The Redistribution Recession looks at the extent to which Americans retired to their sofas when offered more generous welfare starting in 2009. What if the switch is instead to working in the cash economy, thus collecting both wage income and welfare?
Readers: (1) have you seen an uptick in people wanting to get paid in cash in order to preserve or obtain welfare benefits? (2) do government agencies that hand out free housing, free food, free health insurance, free heating oil, free mobile phones, etc. have any realistic way of figuring out which recipients are actually comfortably employed in the cash economy?
- “The Work versus Welfare Trade-Off” (shows that welfare in Massachusetts was worth $42,515 per year after tax in 2013, which works out to a total of about $80,000 per year in total after-tax spending power for a nanny making $17/hour in cash)
- “Just how many government workers can a poor American support?”
If a life of govt sponsored leisure is your cup of tea, why bother living in the US with meager month-to-month welfare benefits supplemented by working for under-the-table cash? Simply hop on a plane over here to the UK, assert refugee status, then claim a “permanent disability” to get a lifetime of £50k/yr benefits + a flat in London! 24% of Asian/African immigrants were doing it in 2009 (undoubtedly more today), so why not you too? Hurry up before we run out of other people’s money!
http://bit.ly/1hjVQAl
http://dailym.ai/1O0GdIo
Phil should definitely not look at the WaPo article about the family making $500,000 and living in public housing.

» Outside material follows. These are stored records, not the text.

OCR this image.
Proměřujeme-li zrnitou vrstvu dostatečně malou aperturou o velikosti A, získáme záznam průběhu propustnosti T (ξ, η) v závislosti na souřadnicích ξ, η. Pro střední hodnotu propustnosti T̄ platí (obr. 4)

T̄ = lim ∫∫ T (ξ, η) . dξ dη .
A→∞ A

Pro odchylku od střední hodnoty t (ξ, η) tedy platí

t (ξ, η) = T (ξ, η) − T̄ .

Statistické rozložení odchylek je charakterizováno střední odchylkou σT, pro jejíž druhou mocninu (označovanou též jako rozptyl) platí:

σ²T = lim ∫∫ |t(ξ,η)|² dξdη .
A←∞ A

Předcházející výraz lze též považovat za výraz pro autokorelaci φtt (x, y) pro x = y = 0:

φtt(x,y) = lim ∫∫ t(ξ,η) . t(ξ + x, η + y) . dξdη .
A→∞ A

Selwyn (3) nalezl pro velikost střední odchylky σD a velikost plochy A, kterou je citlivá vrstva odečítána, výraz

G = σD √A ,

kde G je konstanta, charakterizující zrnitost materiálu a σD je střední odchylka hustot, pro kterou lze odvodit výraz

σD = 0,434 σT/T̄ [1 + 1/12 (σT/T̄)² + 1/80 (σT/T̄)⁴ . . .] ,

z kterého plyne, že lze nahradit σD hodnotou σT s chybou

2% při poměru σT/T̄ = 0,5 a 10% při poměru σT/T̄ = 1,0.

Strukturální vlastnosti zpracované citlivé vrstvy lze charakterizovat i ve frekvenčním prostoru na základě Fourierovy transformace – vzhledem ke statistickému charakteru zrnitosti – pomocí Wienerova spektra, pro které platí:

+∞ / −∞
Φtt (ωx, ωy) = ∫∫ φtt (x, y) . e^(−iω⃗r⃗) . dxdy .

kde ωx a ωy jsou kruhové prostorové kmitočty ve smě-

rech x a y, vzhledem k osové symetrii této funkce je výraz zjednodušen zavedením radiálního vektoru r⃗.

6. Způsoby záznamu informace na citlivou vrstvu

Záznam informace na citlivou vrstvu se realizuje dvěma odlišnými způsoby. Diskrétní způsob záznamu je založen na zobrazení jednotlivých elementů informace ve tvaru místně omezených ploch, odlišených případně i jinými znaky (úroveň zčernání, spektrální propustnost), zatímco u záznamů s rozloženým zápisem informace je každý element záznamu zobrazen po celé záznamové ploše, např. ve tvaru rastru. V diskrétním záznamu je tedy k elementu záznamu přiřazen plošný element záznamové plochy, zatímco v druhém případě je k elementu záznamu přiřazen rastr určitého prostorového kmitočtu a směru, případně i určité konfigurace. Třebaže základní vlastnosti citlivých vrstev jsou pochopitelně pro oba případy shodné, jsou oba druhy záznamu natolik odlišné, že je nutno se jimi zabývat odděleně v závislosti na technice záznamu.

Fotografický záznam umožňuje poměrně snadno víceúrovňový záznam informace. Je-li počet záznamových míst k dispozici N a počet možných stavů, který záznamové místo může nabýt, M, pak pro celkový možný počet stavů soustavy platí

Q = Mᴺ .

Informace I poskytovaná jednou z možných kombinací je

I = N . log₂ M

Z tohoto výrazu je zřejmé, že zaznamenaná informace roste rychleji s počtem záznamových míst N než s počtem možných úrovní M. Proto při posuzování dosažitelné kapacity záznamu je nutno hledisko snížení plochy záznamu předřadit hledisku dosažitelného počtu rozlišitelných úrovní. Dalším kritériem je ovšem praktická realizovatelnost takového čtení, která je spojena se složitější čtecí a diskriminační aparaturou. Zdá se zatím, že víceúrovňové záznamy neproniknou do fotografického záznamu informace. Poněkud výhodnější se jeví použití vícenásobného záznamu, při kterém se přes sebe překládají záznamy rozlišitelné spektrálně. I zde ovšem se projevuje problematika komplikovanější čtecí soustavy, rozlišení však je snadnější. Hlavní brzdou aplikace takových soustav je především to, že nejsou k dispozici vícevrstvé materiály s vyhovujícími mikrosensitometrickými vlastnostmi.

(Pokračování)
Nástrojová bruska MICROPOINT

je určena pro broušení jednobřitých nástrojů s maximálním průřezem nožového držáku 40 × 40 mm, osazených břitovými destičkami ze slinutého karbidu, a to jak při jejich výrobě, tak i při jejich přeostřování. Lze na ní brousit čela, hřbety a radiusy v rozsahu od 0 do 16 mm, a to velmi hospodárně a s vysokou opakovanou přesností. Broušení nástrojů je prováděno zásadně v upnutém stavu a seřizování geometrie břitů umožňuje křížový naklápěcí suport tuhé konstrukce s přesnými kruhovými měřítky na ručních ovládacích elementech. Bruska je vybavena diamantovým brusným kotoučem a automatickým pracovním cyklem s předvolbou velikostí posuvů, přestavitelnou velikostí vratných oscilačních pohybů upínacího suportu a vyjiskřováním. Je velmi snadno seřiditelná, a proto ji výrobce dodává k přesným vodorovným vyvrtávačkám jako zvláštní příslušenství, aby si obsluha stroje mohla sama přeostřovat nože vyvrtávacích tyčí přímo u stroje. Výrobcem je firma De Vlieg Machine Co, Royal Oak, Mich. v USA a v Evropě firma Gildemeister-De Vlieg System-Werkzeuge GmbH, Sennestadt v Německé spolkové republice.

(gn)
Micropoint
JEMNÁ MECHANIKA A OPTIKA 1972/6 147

I think more often people want to get paid in cash to avoid income tax.
I don’t think there’s been any uptick because for the most part welfare recipients have always worked off the books to supplement their benefits. The problem (from their POV) is that most welfare benefits are non-cash and can’t be used to purchase stuff that they really want such as flat screen TVs, nice clothes and sneakers, alcohol, etc. so it’s necessary to work on the side to obtain cash income.
Philip,
I’m curious about your thoughts on a basic income or a “negative income tax” as described by Milton Friedman. Would you find that more palatable? Get rid of all of the bureaucracy surrounding welfare, get rid of system gaming… Just give everyone 20k let year and say “go nuts.”
James: I’ve written a lot about the negative income tax, e.g., in the comments to
https://philip.greenspun.com/blog/2014/12/12/revisiting-the-21st-century-draft-horse-posting/
I do think that Americans are too devoted to fraud for it to work as Friedman conceived it, e.g., with an expansion of the Earned Income Tax Credit (you earn less, you get more). The U.S. is not Singapore, after all. So probably your idea is a better one: give everyone, regardless of income, a monthly check for $2000. Then we could get rid of every other welfare program, including “welfare for health care industry” (Obamacare). A two-adult household with $48,000/year in tax-free income can afford nearly everything (except household workers) that an upper-middle-class family of the 1950s would have enjoyed.